A. Neumaier said:
No, we are at the very basis of our eternal differences!
It might be called a random position measurement of the photon.
But it is certainly not a measurement of a field. The latter would produce approximate values for the field.
I've thought of this in terms of the moment when an analog signal out of some device is converted to a digital form that we then record. The output current from an Avalanche PhotoDiode or similar device is noisy but near zero, then it is noisy but near some value that is distinctly different from zero, which we commonly say is because of an "avalanche" within the device. Discriminating hardware typically monitors the current and decides what time to record as the time at which the output current became non-zero,
an event. Either such hardware is from a trusted manufacturer, off a slightly less trusted storeroom shelf, or else an experimenter has designed and built it. In any case, the experimenter will have to verify that the hardware responds appropriately to the signal it receives, and perhaps debug its operation, presumably as shown on a good oscilloscope that can also measure the current from the device at GHz rates.
The output current at the input to the hardware discriminator is a proxy for the electromagnetic field in a small region of the wire where it connects to the discriminating hardware. Loosely, that's a smeared measurement of E(x), not in the original device but at the connection to the discriminating hardware. That's a proxy for what is happening within the APD. The precise timing of recorded events depends on the noisy EM field environment that surrounds the APD, which is in turn determined by whatever other apparatus has been assembled around it. If we change the apparatus around the APD in any way, the statistics of events in the APD will change, although the response to a given modulation might be small enough that it would take months of data collection to be sure any change at all was made.

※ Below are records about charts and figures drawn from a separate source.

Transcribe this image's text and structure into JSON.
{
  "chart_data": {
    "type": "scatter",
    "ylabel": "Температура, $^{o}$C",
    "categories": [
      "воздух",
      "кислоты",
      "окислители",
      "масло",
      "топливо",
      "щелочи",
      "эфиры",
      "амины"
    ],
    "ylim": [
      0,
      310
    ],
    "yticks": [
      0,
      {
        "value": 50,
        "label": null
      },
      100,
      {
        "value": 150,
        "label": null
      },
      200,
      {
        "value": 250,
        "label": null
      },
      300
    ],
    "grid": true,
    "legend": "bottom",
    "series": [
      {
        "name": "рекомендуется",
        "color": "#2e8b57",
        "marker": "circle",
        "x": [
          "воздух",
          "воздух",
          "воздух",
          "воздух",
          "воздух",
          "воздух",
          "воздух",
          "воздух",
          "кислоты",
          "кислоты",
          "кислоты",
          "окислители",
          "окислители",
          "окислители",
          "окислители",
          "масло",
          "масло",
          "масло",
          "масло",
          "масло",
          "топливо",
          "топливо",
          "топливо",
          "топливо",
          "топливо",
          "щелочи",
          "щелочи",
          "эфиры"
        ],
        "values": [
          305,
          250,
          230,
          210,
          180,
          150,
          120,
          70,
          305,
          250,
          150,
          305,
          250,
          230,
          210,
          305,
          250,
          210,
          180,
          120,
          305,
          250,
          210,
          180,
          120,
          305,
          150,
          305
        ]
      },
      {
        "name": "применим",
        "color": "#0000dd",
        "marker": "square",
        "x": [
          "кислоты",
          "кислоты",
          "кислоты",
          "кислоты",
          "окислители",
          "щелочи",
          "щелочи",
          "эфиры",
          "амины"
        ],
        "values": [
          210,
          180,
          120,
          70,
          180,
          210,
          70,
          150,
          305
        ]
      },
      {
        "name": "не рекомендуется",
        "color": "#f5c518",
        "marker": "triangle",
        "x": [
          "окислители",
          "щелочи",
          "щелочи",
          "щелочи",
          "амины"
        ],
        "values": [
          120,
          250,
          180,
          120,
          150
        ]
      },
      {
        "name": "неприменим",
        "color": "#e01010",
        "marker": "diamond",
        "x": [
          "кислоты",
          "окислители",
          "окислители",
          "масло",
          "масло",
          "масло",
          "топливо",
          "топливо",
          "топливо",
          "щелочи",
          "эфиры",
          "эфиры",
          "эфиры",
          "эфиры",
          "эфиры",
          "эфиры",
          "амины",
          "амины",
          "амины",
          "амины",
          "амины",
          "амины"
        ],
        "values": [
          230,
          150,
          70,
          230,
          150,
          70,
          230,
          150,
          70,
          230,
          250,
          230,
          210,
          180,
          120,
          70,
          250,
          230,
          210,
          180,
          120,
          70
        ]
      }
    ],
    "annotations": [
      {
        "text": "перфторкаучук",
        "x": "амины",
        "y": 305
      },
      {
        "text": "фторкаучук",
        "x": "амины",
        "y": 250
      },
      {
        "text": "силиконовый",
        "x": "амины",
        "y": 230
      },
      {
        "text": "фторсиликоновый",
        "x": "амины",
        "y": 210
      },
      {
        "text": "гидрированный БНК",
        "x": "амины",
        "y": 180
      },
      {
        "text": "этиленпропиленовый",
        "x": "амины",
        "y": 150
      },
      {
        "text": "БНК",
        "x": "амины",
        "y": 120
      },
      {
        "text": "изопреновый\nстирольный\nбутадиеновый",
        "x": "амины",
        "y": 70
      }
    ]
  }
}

From a noisy EM perspective such as this, we don't suppose that every event in an APD is caused by one particle. Instead, the statistics of the recorded events allow us to infer properties of the whole apparatus. We have effectively replaced the "'particle and its properties' metaphysics" by a "'prepared noisy EM field and the events it causes in devices that we designed so that events would happen' metaphysics". I like to say that we don't use rocks as measurement devices in physics experiments, we use materials and supporting hardware that two centuries or more of experience have found to be fit for the purpose of providing us with events that we can record. Photographic plates were a good beginning, but we've come a long way since.
I've seen something like this all too many times, but the example I always use as an illustration is Gregor Weihs's Bell-violating experiment from the 1990s because I'm most familiar with it and because his schematic is significantly simpler and clearer than one usually sees for more modern experiments:
Obviously the output from an APD doesn't look much like the purely notional plot at the bottom left, which is directly below what I have called the discriminating hardware that is attached to the "Silicon Avalanche Diode" by a signal line, but certainly there has to be some feature of the signal on the signal line that the discriminating hardware can identify so that it decides to put a time into the "Time-Tag List".
With apologies that I'm no kind of experimentalist and not much of a theorist to be saying all this. This kind of thinking works for me, for what it's worth.